Mr. Malins: I am grateful.

It is merely a way of drawing the attention of the Minister, and of the House of Commons, to the fact that far too many people in criminal proceedings—it is a different parallel—are not answering bail, and that courts ought to issue warrants without bail at the drop of a hat.

Amendment No. 21, would amend subsection (6), which states that the defendant should have had

    ''adequate notice of the time and place of the adjourned proceedings.''

Magistrates courts have rules about notice of proceedings; it is often 14, 21 or 28 days. I wonder what is the Minister's view of ''adequate notice''. There is much to be said for making it 14 days. Curiously enough, that is exactly what the amendment suggests.

5.15 pm

Hazel Blears: As the hon. Member for Hornsey and Wood Green explained, amendment No. 120 seeks to remove the provision that would ensure that if the court decides the conditions for a drinking banning order are not satisfied, it must state its conclusion and its reasons. It is in the interests of open justice that the wider community should know whether the conditions have been met and why.

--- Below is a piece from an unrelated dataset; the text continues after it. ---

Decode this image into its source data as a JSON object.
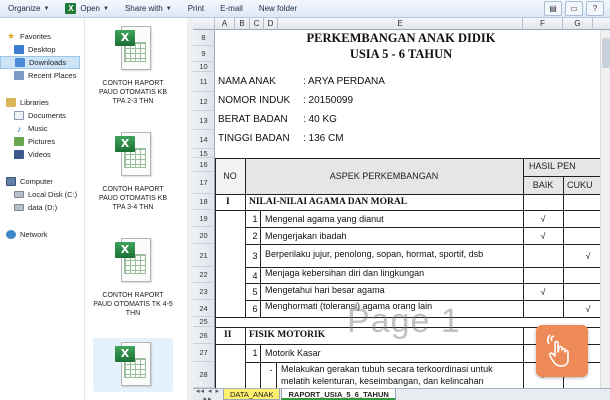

The purpose of the legislation is to try to ensure that local people can see that action is being taken on the issues that are of most concern to them. I would have expected the hon. Lady to welcome the fact that justice should not only be done but be seen to be done openly, transparently and inclusively. I have said before that I want drinking banning orders to be used proactively by the courts. The DBO should not be an order of last resort, but one of the tools that the courts can use to tackle the problems of alcohol misuse that beset so many communities. I ask the hon. Lady to withdraw the amendment, because as a general matter of principle, more transparency and openness in the criminal justice system on how decisions are reached is in everyone's interests.

The hon. Member for Woking asked that courts should issue warrants without bail. Again, I believe that they should have discretion. Because of family circumstances or a range of other issues, bail will be appropriate in some cases and not in others. He also raised the question of what is an adequate period of notice. Again, it could be 14 days, but it could be less. It could be as little as seven days, and I believe that it should be open to the court to determine what that adequate period should be, based on the circumstances.